In Rust, there are two main types of references:

  • Immutable references (&T): provide read-only access.
  • Mutable references (&mut T): allow modifying the value they point to.

Rules:

  • You can have either any number of immutable references or only one mutable reference at a time; you cannot mix them in the same scope.
  • References have a lifetime that is checked at compile time.

Syntax examples:

fn read(val: &i32) { println!("{}", val); } fn write(val: &mut i32) { *val += 1; } let mut x = 5; read(&x); write(&mut x);

Trick question

Question: Can you create two mutable references to one variable in different scopes of the same function?

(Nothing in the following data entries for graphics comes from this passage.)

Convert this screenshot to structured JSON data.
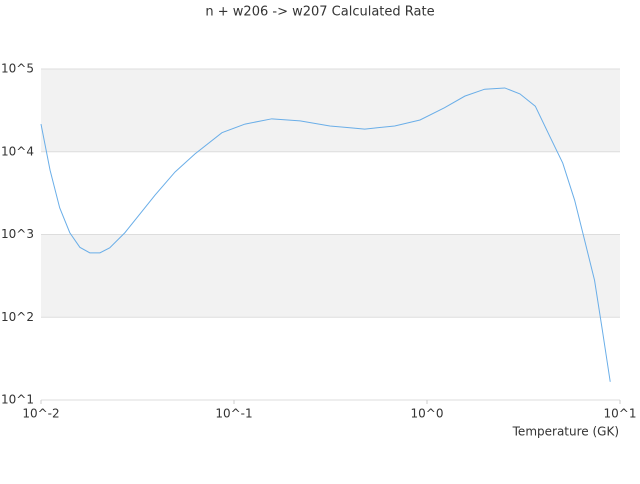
{
  "chart_data": {
    "type": "line",
    "title": "n + w206 -> w207 Calculated Rate",
    "x_label": "Temperature (GK)",
    "xscale": "log",
    "yscale": "log",
    "xlim": [
      0.01,
      10
    ],
    "ylim": [
      10,
      100000
    ],
    "xticks": [
      {
        "value": 0.01,
        "label": "10^-2"
      },
      {
        "value": 0.1,
        "label": "10^-1"
      },
      {
        "value": 1,
        "label": "10^0"
      },
      {
        "value": 10,
        "label": "10^1"
      }
    ],
    "yticks": [
      {
        "value": 10,
        "label": "10^1"
      },
      {
        "value": 100,
        "label": "10^2"
      },
      {
        "value": 1000,
        "label": "10^3"
      },
      {
        "value": 10000,
        "label": "10^4"
      },
      {
        "value": 100000,
        "label": "10^5"
      }
    ],
    "band_color": "#f2f2f2",
    "series": [
      {
        "color": "#6aaee8",
        "x": [
          0.01,
          0.01114,
          0.0125,
          0.0141,
          0.0159,
          0.0179,
          0.0202,
          0.0227,
          0.0272,
          0.0326,
          0.039,
          0.0495,
          0.0627,
          0.0866,
          0.114,
          0.157,
          0.22,
          0.314,
          0.476,
          0.68,
          0.92,
          1.23,
          1.57,
          1.99,
          2.53,
          3.03,
          3.64,
          4.36,
          5.05,
          5.82,
          6.55,
          7.38,
          8.1,
          8.9
        ],
        "values": [
          21600,
          6000,
          2100,
          1050,
          700,
          600,
          600,
          690,
          1050,
          1780,
          3000,
          5700,
          9400,
          17000,
          21600,
          25000,
          23600,
          20500,
          18800,
          20500,
          24200,
          34000,
          47000,
          57000,
          59000,
          50000,
          35500,
          14800,
          7300,
          2600,
          860,
          280,
          70,
          16.6
        ]
      }
    ]
  }
}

Answer: No, even if the references are created in different blocks, the scope for borrow checking covers the entire function or variable unless the compiler can prove that the references do not overlap. This often results in compile errors:

let mut x = 10; let r1 = &mut x; { let r2 = &mut x; // error! }

Examples of real mistakes due to a lack of understanding of the nuances of the topic


Story

In parser development, a developer tried to store both a mutable and an immutable reference to the same buffer for optimization of reading and writing. As a result, the code would not compile, and after "bypassing" the rule through unsafe code, data leakage bugs appeared.


Story

At the start of a data processing project, one of the participants did not "reanalyze borrow checker" for complex code with nested scopes. As a result, due to overlapping references, the classic "cannot borrow as mutable because it's also borrowed as immutable" error arose without an explicit indication of the problem's location in the source code.


Story

In multithreaded code, plain references were used to access shared data. When trying to modify data in parallel threads, unexpected compile errors and data races occurred when bypassing the borrow checker via unsafe code.